Governments recognize the importance of migration to their development outcomes, many have still not integrated it effectively in their development plans and frameworks.
However, Moldova and Timor-Leste addressed migration in their 2019 voluntary national reviews (VNRs), which has led to government commitments on protecting Moldovan migrant workers and a parliamentary session on migration in Timor-Leste.
The role of migrants is now being considered in the Timor-Leste government’s budget analysis for the first time.
By Chris Richter
Governments have long recognized the links between migration and development, but insufficient implementation may hinder progress on the SDGs. Analysis of the Voluntary National Reviews (VNRs) presented by governments in 2019 as part of their follow-up and review of the 2030 Agenda suggests that migrants and refugees are at risk of being left behind.
A recent report by the UN’s Committee for Development Policy (CDP) highlights numerous gaps in SDG performance. It shows that foundational principles of the 2030 Agenda, such as the commitment to leave no one behind, lack practical examples of implementation. So too do responses to migration: only 26 of the 47 VNRs presented in 2019 show tangible policy action on migration, according to the CDP.
The International Organization for Migration (IOM) has shown migration being increasingly reflected in VNRs (at least 96% of VNRs in 2020 addressed the topic, compared to 91% in 2019). However, the quality of references varies considerably. Some reviews provide in-depth analysis of migration patterns and the policy actions taken by governments to address its multiple dimensions, but others refer to the issue in passing, without citing any related policies or actions to enhance the impact of migration on development.
These analyses suggest that although governments continue to recognize the importance of migration to their development outcomes, many have still not integrated it effectively in their development plans and frameworks. IOM continues to encourage governments to do so. Its Institutional Strategy on Migration and Sustainable Development provides a general framework for understanding why a whole-of-society and whole-of-community approach to migration is crucial to SDG achievement.
Recent UN reports and conferences have similarly called for more action on this front. In 2018 governments adopted the Global Compact for Migration, committing to “integrate migration into development planning and sectoral policies at the local, national, regional and global levels.” In 2020, the Secretary-General’s report on international migration and development emphasized whole-of-government and whole-of-society approaches to migration, “with a view to mainstreaming migration across all relevant policy domains ….”
Despite these concerns, several VNRs do present practical examples of how governments are addressing migration in their SDG implementation. For example, the Republic of Moldova’s VNR addresses the impacts of migration on human capital development, school attainment, de-skilling and remittances investment. The VNR process led to strong commitments by the government on protecting Moldovan migrant workers abroad, skills validation for returnees, and opportunities to invest in small and medium enterprises.

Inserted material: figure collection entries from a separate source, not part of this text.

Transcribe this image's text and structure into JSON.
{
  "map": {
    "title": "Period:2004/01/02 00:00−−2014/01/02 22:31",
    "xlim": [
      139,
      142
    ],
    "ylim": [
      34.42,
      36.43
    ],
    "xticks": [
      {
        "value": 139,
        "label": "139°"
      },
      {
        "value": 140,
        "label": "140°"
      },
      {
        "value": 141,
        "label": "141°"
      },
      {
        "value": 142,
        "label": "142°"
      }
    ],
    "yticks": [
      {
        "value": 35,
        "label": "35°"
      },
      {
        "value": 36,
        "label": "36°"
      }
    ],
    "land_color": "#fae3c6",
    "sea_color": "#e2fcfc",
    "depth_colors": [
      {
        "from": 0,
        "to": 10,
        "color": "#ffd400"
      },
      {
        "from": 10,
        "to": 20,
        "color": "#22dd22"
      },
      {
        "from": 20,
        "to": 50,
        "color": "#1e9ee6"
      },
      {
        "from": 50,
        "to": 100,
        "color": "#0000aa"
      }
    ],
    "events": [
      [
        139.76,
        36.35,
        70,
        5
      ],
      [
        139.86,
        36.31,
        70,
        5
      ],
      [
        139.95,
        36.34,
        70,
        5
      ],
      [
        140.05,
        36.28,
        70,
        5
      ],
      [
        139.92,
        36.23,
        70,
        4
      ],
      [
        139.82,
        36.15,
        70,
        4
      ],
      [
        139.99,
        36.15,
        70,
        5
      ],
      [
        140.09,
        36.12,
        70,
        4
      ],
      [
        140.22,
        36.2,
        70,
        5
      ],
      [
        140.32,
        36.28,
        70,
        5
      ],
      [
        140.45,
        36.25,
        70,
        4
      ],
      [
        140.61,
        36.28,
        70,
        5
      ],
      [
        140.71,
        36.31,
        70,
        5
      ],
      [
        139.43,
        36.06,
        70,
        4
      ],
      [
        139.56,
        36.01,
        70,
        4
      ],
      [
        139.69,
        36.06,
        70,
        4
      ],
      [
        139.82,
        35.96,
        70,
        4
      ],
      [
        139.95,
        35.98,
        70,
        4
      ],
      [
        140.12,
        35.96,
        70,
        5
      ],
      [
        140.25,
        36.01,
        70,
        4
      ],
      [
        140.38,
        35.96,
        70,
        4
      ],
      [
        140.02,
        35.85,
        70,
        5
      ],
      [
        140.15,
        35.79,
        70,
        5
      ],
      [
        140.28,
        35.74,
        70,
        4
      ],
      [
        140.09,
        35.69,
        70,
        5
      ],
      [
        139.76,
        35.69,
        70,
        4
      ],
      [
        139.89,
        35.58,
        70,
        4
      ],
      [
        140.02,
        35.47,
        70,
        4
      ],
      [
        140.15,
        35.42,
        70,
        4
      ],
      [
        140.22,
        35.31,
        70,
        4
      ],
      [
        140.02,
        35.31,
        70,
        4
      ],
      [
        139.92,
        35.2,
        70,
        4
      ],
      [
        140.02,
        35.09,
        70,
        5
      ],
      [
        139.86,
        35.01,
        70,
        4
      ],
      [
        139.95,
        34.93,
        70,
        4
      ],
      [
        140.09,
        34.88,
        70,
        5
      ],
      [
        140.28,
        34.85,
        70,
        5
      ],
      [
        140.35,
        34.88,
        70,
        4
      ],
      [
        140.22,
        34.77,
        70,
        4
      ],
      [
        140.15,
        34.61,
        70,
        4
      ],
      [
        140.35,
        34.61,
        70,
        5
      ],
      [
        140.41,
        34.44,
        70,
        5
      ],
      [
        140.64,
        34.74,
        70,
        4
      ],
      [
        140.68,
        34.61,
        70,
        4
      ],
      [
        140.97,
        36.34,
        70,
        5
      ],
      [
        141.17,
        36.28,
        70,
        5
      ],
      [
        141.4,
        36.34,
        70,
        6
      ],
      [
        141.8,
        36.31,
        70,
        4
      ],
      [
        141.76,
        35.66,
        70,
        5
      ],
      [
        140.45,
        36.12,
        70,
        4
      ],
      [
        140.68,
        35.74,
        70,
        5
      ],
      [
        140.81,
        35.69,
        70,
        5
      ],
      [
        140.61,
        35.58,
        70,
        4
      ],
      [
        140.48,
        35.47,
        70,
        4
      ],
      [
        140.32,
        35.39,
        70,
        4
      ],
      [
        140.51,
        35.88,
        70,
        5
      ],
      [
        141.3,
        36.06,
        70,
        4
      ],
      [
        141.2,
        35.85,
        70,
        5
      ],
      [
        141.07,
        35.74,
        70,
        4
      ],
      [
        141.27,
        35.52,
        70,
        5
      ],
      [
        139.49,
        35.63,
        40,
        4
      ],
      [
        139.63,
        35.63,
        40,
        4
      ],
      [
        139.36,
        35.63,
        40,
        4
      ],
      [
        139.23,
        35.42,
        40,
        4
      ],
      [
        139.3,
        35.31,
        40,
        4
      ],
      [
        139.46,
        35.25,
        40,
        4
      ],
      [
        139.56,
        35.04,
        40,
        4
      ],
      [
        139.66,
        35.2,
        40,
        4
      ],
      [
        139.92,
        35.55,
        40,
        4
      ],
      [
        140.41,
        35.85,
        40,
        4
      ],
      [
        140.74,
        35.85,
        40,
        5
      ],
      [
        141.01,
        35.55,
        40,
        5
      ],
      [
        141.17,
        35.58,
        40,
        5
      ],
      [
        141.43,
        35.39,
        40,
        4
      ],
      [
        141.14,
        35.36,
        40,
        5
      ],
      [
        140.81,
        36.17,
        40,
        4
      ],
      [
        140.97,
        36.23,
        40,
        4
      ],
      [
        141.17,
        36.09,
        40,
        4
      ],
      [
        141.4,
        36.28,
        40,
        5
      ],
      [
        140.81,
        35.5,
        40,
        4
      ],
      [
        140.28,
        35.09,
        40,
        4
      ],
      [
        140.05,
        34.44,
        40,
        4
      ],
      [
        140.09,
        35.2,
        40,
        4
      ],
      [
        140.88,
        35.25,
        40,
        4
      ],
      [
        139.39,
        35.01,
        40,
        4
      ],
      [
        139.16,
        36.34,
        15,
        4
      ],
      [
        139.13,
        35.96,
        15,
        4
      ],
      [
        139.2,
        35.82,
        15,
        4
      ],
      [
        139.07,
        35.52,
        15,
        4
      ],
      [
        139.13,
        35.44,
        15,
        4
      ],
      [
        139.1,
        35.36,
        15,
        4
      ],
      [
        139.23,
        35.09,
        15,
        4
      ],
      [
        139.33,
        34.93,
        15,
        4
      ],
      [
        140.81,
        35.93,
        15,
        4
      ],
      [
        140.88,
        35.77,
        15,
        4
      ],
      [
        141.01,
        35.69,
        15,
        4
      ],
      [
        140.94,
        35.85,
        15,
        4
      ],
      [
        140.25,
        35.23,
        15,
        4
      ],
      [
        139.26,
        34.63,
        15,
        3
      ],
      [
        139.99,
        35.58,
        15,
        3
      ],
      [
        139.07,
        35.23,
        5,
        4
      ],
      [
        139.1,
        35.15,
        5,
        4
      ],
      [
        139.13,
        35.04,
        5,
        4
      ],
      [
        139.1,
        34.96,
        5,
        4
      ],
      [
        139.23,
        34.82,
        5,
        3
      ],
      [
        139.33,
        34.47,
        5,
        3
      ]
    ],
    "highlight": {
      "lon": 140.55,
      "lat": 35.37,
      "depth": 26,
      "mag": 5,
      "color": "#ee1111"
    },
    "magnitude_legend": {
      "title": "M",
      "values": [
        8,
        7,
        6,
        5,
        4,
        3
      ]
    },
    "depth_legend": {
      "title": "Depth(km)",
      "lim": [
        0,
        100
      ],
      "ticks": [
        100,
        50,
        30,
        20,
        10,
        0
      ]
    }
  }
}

In Timor-Leste, the VNR has made it much easier for migration to be addressed in the UN’s principal development plans, and has created space for migration issues to be included in cross-sectoral development projects (for example, to mobilize diaspora financing for SDG implementation). At the national level, the country’s parliament has scheduled a session on migration, recognizing its importance to national development, and the role of migrants is now being considered in the government’s budget analysis for the first time.
These examples provide two key lessons for governments in the decade remaining to achieve the 2030 Agenda. First, migration must be mainstreamed more effectively into development plans and frameworks, in order to promote better development outcomes from migration. This requires more than just passing references in VNRs. More robust analysis and policy solutions must also be included. Improving data on migration is essential to this.
A second lesson from the country examples is on ensuring effective follow-up to the VNR itself. While producing VNRs is a crucial part of governments’ SDG monitoring efforts, it is not an end in itself. VNRs are intended to help identify both successes and areas where further action is needed. They provide an important platform – if utilized as such – to develop new policies, inform prioritization exercises, and focus resources and funding for accelerated SDG progress.
With only ten years left to meet the 2030 Agenda, turning commitments into tangible action is critical. Migration is one issue on which concerted effort is needed. Governments should look to the good examples that exist for ensuring planning and action to improve lives for migrants and leave no one behind.
This guest article is authored by Chris Richter, Migration Policy Officer, Office to the United Nations, International Organization for Migration.
 Two VNRs reports (Barbados and Saint Vincent and the Grenadines) were not available at the time of writing, so this figure could be higher.